Stephen Brown: [00:17:07] That’s a good point because like we were talking about, you have assets to protect. Maybe that’s a lawyer you should talk to about how to best protect your assets. And then you’ve got tax implications. And the different types of companies. What type of contractor are you?
Are you heavy equipment contractor? That might affect the decision, but either way, both professionals will ask you the right questions to help you come up with the answer. And like any professional, a CPA, an attorney, has years and years and years of experience. They have an opinion on it. You can form the opinion yourself, but I think this is a situation where you need to go to the pros.
Rob Williams: [00:17:47] Yeah. And one other small point here, which maybe is a big point. Share the information with the lawyers and the CPAs and whatever advisors you have. I’m really surprised sometimes some of the clients that keep things so close to their vest and they want some advice on something, but they don’t tell us about anything. They get in there and they hardly share anything.
I’m not sure why they want to keep things so secretive. If you’re not sharing this information with the people, why are you paying the people to help you? I run into that quite a bit, actually.
Well, we need to wrap up. We said we’re going to be really short, but we’ve already gone to our regular time length.
Wade Carpenter: [00:18:29] I think we’ve just scratched the surface of it. And
Rob Williams: [00:18:32] I think that’s the point.
Stephen Brown: [00:18:33] Scratching the surface.
Rob Williams: [00:18:35] Yeah, you cannot make your decision from a 21-minute podcast. That’s the message for today. But I guess on that, I appreciate you guys coming out to the Contractor Success Forum, where we learned one, how to rate a show today, and two how to start going down the path of what business structure you should have.
So thanks a lot.

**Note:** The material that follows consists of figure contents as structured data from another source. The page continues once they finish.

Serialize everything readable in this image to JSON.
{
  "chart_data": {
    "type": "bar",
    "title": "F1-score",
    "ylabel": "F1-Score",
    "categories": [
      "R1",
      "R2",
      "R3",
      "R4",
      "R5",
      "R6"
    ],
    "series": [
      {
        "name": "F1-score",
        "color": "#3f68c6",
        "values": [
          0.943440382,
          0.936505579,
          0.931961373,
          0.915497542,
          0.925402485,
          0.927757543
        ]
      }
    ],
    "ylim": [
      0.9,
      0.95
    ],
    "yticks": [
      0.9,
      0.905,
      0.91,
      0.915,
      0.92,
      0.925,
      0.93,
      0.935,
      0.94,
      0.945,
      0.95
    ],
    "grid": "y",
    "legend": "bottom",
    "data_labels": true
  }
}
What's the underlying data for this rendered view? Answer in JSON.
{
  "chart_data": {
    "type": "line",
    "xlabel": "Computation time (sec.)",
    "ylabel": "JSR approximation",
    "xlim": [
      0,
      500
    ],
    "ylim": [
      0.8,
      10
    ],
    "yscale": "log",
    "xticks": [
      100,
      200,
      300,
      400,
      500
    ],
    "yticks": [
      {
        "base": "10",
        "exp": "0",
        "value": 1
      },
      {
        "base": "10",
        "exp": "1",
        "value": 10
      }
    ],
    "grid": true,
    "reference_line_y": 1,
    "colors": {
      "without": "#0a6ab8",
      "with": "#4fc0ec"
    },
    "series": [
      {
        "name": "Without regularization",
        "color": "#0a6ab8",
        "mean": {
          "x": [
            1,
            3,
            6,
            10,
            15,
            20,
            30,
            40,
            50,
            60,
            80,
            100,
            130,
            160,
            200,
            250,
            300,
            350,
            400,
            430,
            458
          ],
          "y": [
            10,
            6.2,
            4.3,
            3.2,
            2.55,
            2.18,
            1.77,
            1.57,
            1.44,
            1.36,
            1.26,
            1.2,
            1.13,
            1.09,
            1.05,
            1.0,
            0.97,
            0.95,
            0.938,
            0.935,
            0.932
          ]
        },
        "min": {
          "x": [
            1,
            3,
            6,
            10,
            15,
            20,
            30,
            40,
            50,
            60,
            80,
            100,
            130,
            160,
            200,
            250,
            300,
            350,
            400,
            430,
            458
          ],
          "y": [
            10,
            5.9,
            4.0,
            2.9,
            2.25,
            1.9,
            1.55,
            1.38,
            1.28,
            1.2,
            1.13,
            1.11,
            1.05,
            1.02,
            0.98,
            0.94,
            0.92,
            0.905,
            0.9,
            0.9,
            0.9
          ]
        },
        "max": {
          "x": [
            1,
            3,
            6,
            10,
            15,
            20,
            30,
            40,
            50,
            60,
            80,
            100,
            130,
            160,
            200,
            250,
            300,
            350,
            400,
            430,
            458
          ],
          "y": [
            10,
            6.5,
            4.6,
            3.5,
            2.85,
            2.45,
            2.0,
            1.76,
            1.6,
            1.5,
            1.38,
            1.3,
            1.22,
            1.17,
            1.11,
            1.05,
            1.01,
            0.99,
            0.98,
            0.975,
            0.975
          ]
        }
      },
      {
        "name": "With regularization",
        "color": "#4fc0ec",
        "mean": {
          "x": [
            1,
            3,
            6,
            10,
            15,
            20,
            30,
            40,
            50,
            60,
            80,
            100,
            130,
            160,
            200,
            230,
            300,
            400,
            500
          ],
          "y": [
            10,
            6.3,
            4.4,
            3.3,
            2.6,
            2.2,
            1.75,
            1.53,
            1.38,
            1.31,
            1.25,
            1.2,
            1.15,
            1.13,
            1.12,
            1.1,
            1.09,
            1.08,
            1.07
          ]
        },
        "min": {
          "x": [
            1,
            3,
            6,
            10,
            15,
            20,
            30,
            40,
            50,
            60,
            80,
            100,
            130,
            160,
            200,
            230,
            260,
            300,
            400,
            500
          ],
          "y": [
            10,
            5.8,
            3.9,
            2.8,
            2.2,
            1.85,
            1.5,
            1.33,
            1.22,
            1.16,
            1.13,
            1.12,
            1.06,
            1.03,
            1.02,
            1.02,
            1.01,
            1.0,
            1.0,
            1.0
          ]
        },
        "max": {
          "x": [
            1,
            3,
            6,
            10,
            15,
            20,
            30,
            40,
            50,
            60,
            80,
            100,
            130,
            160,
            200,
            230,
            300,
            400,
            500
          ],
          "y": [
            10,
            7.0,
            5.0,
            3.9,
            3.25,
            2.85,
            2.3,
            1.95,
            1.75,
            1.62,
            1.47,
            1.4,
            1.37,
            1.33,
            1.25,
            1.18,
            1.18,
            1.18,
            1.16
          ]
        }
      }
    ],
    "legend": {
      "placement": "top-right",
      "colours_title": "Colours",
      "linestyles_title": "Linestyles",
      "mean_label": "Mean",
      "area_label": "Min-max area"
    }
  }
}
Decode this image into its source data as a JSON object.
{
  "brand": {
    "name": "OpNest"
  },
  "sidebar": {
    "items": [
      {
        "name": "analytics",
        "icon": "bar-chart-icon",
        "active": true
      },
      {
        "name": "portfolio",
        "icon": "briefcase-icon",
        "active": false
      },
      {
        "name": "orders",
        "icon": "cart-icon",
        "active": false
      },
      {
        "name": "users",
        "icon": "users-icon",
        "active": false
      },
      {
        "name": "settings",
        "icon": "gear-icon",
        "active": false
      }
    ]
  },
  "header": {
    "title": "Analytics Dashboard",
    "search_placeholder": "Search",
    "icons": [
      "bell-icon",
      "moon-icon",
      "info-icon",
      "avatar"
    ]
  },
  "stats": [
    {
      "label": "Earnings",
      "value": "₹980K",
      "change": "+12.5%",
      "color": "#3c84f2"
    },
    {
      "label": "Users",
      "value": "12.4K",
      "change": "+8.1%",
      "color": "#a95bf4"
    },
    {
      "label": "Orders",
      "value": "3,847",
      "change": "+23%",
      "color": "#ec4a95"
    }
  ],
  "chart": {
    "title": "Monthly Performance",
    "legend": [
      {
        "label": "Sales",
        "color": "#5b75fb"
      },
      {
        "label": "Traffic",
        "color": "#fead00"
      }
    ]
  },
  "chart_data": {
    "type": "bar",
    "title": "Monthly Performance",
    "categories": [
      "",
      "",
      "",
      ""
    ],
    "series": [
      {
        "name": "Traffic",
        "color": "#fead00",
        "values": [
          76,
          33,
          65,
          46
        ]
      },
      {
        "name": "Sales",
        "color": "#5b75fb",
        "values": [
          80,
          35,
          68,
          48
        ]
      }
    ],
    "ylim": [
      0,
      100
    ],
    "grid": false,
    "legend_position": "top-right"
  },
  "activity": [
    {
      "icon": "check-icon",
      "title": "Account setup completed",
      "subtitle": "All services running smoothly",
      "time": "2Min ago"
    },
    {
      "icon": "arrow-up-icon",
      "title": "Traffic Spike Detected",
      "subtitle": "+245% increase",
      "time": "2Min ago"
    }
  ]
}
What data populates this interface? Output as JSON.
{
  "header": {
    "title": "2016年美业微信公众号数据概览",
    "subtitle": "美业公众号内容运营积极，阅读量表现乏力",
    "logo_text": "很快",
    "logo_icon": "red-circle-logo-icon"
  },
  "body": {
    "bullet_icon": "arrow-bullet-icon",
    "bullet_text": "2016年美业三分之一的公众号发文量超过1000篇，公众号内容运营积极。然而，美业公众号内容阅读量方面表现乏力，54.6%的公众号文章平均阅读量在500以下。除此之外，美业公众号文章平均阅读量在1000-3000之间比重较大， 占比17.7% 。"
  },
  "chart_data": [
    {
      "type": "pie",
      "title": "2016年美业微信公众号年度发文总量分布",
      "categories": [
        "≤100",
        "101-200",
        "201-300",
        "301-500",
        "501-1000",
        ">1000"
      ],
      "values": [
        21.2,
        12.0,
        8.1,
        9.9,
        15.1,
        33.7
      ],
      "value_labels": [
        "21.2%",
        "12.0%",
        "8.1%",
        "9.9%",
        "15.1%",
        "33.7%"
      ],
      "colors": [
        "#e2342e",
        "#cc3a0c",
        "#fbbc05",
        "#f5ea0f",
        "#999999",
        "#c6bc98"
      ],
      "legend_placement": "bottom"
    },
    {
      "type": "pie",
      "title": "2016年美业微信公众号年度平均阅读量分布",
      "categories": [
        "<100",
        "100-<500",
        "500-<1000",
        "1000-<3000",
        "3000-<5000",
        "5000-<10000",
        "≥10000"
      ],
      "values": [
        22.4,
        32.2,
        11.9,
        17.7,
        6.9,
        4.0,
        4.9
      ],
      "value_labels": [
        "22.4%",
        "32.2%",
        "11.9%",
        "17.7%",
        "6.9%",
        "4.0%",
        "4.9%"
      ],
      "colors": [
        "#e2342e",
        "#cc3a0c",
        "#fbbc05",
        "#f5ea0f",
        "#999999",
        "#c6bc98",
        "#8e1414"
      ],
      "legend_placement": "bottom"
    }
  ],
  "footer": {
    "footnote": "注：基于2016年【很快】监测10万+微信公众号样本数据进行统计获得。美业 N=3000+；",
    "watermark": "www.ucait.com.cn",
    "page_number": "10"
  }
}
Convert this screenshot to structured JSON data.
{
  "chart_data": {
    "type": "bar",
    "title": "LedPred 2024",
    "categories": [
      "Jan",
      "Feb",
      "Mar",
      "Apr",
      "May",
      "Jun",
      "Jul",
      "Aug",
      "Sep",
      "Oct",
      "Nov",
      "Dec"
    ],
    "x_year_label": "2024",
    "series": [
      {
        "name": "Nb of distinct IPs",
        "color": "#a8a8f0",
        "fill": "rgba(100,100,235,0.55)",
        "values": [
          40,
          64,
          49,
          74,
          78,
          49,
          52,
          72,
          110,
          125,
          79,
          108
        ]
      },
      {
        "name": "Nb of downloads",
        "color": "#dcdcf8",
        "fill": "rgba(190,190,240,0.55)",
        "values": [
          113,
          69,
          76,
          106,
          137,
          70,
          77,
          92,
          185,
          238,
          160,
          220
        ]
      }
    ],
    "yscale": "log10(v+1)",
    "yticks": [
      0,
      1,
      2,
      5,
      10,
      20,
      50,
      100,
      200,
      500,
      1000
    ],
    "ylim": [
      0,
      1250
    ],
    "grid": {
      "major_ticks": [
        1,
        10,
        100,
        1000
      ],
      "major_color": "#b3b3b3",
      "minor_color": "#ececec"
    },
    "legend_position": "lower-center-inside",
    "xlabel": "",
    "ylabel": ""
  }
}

We have Stephen Brown with McDaniel-Whitley bonding and insurance company, Wade Carpenter, Carpenter, and Company, CPAs. And Rob Williams with IronGate Entrepreneurial Support Systems. Go see us at ContractorSuccessForum.Com where we actually have had a lot of people listen to the show on the website.
I’m actually surprised, but that’s our second, most popular, to Apple, source of people listening to the show. So lots of good information there. Have a great day. And thank you for listening to the Contractor Success Forum. See you next episode.